Evans Ciaran, G'Sell Max
Department of Statistical Sciences, Wake Forest University, Winston-Salem, NC, United States of America.
Department of Statistics & Data Science, Carnegie Mellon University, Pittsburgh, PA, United States of America.
PLoS One. 2024 Sep 16;19(9):e0310194. doi: 10.1371/journal.pone.0310194. eCollection 2024.
Classifiers have been developed to help diagnose dengue fever in patients presenting with febrile symptoms. However, classifier predictions often rely on the assumption that new observations come from the same distribution as training data. If the population prevalence of dengue changes, as would happen with a dengue outbreak, it is important to raise an alarm as soon as possible, so that appropriate public health measures can be taken and also so that the classifier can be re-calibrated. In this paper, we consider the problem of detecting such a change in distribution in sequentially-observed, unlabeled classification data. We focus on label shift changes to the distribution, where the class priors shift but the class conditional distributions remain unchanged. We reduce this problem to the problem of detecting a change in the one-dimensional classifier scores, leading to simple nonparametric sequential changepoint detection procedures. Our procedures leverage classifier training data to estimate the detection statistic, and converge to their parametric counterparts in the size of the training data. In simulated outbreaks with real dengue data, we show that our method outperforms other detection procedures in this label shift setting.

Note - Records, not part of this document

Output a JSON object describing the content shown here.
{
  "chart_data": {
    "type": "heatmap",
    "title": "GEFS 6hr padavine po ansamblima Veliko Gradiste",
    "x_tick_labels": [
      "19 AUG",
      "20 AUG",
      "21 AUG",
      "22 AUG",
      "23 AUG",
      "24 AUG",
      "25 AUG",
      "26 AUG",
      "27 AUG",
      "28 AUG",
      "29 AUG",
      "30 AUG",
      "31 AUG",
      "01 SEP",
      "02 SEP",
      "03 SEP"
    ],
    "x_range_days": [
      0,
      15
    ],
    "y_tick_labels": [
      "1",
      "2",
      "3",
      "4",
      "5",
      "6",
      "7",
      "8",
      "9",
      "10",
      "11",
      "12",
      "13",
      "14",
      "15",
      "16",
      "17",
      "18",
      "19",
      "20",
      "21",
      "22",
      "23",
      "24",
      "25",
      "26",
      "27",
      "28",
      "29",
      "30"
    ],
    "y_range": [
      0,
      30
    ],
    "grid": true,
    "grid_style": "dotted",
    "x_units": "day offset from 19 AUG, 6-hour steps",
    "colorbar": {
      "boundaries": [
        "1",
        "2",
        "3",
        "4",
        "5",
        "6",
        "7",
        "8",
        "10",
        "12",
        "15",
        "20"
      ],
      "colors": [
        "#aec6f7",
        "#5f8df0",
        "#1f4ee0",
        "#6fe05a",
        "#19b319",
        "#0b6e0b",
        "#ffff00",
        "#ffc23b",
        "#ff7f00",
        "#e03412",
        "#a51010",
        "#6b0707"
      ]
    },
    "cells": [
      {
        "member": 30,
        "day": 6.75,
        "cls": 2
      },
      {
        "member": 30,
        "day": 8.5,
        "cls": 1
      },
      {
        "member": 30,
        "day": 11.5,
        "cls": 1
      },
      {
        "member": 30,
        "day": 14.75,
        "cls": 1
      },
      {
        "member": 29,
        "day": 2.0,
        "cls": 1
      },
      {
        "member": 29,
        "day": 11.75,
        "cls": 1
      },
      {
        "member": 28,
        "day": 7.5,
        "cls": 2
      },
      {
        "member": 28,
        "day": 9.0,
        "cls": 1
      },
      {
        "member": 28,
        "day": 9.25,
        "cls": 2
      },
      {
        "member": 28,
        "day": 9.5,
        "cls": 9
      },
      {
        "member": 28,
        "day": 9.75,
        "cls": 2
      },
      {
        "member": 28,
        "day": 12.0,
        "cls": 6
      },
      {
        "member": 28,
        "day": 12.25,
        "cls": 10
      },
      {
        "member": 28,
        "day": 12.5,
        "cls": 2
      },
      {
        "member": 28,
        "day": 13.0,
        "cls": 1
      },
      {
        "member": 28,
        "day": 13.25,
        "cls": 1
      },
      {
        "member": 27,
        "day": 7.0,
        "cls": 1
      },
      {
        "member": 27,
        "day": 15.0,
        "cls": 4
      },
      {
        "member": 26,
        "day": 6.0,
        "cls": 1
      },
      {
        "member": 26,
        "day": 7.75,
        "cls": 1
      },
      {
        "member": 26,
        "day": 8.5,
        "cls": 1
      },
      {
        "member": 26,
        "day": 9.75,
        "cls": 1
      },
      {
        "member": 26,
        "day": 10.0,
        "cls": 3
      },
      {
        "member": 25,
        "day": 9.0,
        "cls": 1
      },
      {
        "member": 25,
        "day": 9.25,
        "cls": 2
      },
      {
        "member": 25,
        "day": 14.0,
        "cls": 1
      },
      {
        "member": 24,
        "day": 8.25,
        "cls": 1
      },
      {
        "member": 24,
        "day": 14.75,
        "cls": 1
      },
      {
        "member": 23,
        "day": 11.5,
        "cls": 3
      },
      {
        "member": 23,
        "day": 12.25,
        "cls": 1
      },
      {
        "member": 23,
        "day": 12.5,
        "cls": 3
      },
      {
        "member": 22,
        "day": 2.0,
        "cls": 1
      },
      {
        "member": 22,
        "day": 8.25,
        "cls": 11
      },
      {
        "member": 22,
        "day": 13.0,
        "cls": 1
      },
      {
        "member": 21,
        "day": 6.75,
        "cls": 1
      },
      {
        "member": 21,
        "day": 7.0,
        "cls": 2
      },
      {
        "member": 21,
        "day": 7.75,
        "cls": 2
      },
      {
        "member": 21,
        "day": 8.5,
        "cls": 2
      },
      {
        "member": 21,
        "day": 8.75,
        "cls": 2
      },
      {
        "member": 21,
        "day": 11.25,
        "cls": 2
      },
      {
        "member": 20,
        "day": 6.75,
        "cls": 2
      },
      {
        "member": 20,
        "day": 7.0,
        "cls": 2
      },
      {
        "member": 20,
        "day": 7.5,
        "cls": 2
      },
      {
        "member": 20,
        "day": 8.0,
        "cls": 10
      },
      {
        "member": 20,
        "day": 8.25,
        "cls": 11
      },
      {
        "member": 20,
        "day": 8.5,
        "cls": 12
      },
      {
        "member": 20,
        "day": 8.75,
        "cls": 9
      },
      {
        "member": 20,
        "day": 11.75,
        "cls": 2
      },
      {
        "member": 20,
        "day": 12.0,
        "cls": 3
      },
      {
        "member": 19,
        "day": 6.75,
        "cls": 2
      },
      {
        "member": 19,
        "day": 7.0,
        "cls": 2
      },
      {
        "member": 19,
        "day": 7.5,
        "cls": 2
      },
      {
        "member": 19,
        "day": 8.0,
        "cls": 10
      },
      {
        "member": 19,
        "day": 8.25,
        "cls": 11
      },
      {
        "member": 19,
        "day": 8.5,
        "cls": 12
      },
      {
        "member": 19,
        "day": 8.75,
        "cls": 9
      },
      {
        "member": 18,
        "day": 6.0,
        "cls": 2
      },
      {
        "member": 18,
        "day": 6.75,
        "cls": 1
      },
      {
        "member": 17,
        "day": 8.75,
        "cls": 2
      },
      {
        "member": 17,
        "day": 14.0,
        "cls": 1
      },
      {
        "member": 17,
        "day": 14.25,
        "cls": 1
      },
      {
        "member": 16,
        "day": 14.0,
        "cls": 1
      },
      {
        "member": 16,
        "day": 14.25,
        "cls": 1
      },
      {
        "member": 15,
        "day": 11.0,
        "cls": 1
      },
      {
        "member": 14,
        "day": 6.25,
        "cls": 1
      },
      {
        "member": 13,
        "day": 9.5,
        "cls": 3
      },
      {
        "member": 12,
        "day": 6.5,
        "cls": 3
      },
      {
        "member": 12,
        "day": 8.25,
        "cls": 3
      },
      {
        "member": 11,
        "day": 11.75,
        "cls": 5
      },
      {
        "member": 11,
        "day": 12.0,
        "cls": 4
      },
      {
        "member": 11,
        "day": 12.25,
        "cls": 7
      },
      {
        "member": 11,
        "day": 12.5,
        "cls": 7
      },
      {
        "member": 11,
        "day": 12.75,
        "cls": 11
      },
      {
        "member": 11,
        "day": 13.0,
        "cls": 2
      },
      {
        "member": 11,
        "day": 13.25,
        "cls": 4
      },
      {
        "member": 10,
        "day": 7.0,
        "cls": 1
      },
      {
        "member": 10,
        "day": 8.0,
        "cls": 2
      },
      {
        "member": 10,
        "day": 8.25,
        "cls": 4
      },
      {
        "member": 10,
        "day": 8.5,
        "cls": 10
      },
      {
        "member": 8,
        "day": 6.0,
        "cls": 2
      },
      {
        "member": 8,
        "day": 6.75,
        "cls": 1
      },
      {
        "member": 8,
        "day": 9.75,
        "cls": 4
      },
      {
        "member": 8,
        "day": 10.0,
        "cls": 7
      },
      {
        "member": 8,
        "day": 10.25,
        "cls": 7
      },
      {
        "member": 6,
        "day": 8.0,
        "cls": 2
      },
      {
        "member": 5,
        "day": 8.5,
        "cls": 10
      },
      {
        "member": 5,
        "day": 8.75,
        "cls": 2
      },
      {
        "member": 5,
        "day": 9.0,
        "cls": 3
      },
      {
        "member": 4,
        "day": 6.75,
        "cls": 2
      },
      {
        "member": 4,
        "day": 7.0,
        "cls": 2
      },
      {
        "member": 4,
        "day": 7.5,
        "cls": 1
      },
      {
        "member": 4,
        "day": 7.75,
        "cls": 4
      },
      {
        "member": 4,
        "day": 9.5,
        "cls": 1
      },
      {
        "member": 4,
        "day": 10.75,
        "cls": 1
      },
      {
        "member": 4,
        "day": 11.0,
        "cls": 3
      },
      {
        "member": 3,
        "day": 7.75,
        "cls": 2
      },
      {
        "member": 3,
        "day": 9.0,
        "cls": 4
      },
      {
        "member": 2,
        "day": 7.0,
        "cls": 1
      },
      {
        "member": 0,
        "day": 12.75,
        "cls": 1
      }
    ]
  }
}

已经开发出分类器来帮助诊断出现发热症状的患者是否感染登革热。然而,分类器的预测通常依赖于一个假设,即新的观察结果来自与训练数据相同的分布。如果登革热的人群患病率发生变化,就像登革热爆发时那样,尽快发出警报很重要,这样才能采取适当的公共卫生措施,并且还能对分类器进行重新校准。在本文中,我们考虑在顺序观察的未标记分类数据中检测这种分布变化的问题。我们关注分布中的标签偏移变化,即类先验发生偏移但类条件分布保持不变的情况。我们将这个问题简化为检测一维分类器分数变化的问题,从而得到简单的非参数顺序变点检测程序。我们的程序利用分类器训练数据来估计检测统计量,并在训练数据规模上收敛到其参数对应物。在使用真实登革热数据的模拟爆发中,我们表明我们的方法在这种标签偏移设置下优于其他检测程序。